Tulsa World, Okla., Jay Cronley column: Sad story of a Saab and its fob


Aug 16, 2009 (Tulsa World - McClatchy-Tribune Information Services via COMTEX) -- This is the first of what could be something like a 25-part series about the $1,000 key -- the story is that shocking.

It's not the key to the mint, not a key to success, not a key to happiness. It's a key to a car, a Saab. Actually it's not an ignition key in the traditional sense. It's a hard rubber fob that fits into a hole near the console. Inside the fob is a computer that runs the car -- starts it, stops it, handles the trunk and doors.



A peek inside: You can easily imagine the design meeting that took place in Sweden.

"OK, let's get down to business. How are we going to squeeze every single dime out of our loyal customers?" "How about we run news headlines across the bottom of the inside rear-view mirror?" "Terrible." "We could put an outside headlight on the right-side passenger door for scenic nighttime motoring." "Horrible." "We could convert the glove compartment into an ice box." "Pitiful." "We make the key a computer. Everybody loses keys. This computer fob would be so fat, you couldn't put it on a key ring. It would be like trying to carry around a miniature Mac in your pocket. Irreplaceable single ignition fobs would fall into weed and briar patches around the world. Charge a grand to replace the computerized fob and new program!" "Brilliant!" "Genius." "Inspired." "Somebody call up the fish eggs and champagne." Out a grand: Imagine losing a thousand-dollar bill.


First you panic, full out.

Then you really start moving around, looking under sofas five times, 10 times, 30; looking in the refrigerator for the key, behind the juice carton; looking in the coffee pot; looking in a big box taped shut at the back of a closet, as though Penn and Teller might have floated the fob there; reaching into the garbage disposal; looking in socks, shoes, coffee cups half-full.

Then it's obvious.

It's in the yard, the key thing, has to be, somewhere in the five mile's worth of thick and dense layered ivy knee-deep almost to a stilt-walker; hello spiders, thanks for the bite.

What must the neighbors think, a madman on his hands and knees at all hours, in the underbrush over his head, flashlights flickering, steaming coffee nearby at 6 a.m.: "He's digging and rooting around like crazy again but he's not planting or removing anything.

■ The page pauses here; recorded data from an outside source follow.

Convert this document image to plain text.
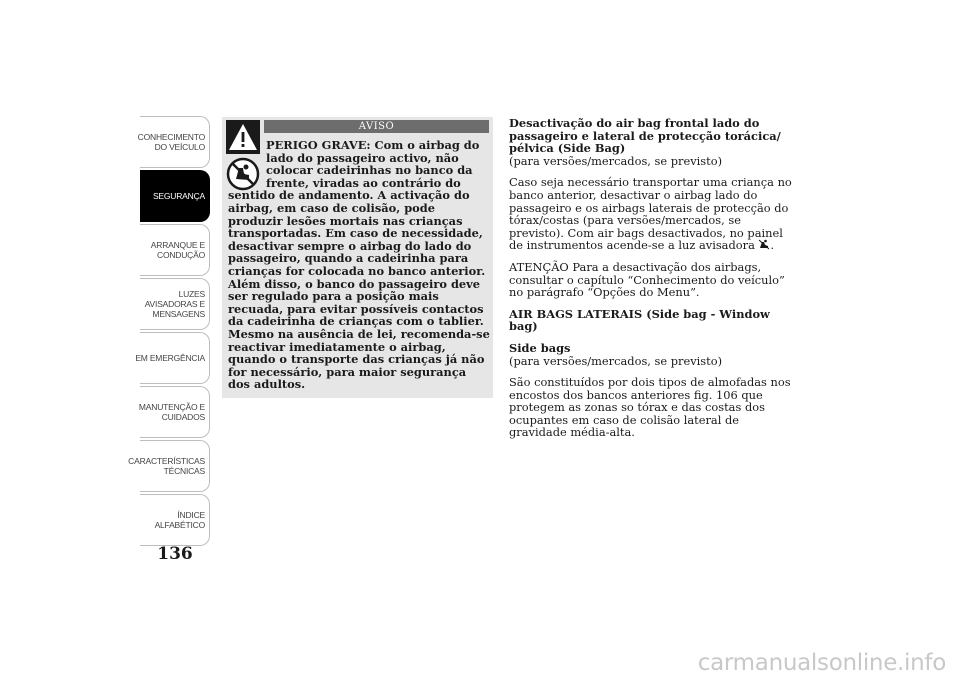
CONHECIMENTO
DO VEÍCULO
SEGURANÇA
ARRANQUE E
CONDUÇÃO
LUZES
AVISADORAS E
MENSAGENS
EM EMERGÊNCIA
MANUTENÇÃO E
CUIDADOS
CARACTERÍSTICAS
TÉCNICAS
ÍNDICE
ALFABÉTICO
136
AVISO

PERIGO GRAVE: Com o airbag do lado do passageiro activo, não colocar cadeirinhas no banco da frente, viradas ao contrário do sentido de andamento. A activação do airbag, em caso de colisão, pode produzir lesões mortais nas crianças transportadas. Em caso de necessidade, desactivar sempre o airbag do lado do passageiro, quando a cadeirinha para crianças for colocada no banco anterior. Além disso, o banco do passageiro deve ser regulado para a posição mais recuada, para evitar possíveis contactos da cadeirinha de crianças com o tablier. Mesmo na ausência de lei, recomenda-se reactivar imediatamente o airbag, quando o transporte das crianças já não for necessário, para maior segurança dos adultos.

Desactivação do air bag frontal lado do passageiro e lateral de protecção torácica/ pélvica (Side Bag)

(para versões/mercados, se previsto)

Caso seja necessário transportar uma criança no banco anterior, desactivar o airbag lado do passageiro e os airbags laterais de protecção do tórax/costas (para versões/mercados, se previsto). Com air bags desactivados, no painel de instrumentos acende-se a luz avisadora .

ATENÇÃO Para a desactivação dos airbags, consultar o capítulo “Conhecimento do veículo” no parágrafo “Opções do Menu”.

AIR BAGS LATERAIS (Side bag - Window bag)

Side bags

(para versões/mercados, se previsto)

São constituídos por dois tipos de almofadas nos encostos dos bancos anteriores fig. 106 que protegem as zonas so tórax e das costas dos ocupantes em caso de colisão lateral de gravidade média-alta.

carmanualsonline.info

Think we should call a cop?" Then it's over. The key fob is officially lost.

The computer key system is designed as a high-quality anti-theft mechanism.

But you can insure against theft, not key fobs vanishing in mid-air.

Designing computers that go in your pocket and are used to start the engine -- not the best way to treat people who like the car.

To see more of the Tulsa World, or to subscribe to the newspaper, go to http://www.tulsaworld.com. Copyright (c) 2009, Tulsa World, Okla. Distributed by McClatchy-Tribune Information Services. For reprints, email tmsreprints@permissionsgroup.com, call 800-374-7985 or 847-635-6550, send a fax to 847-635-6968, or write to The Permissions Group Inc., 1247 Milwaukee Ave., Suite 303, Glenview, IL 60025, USA.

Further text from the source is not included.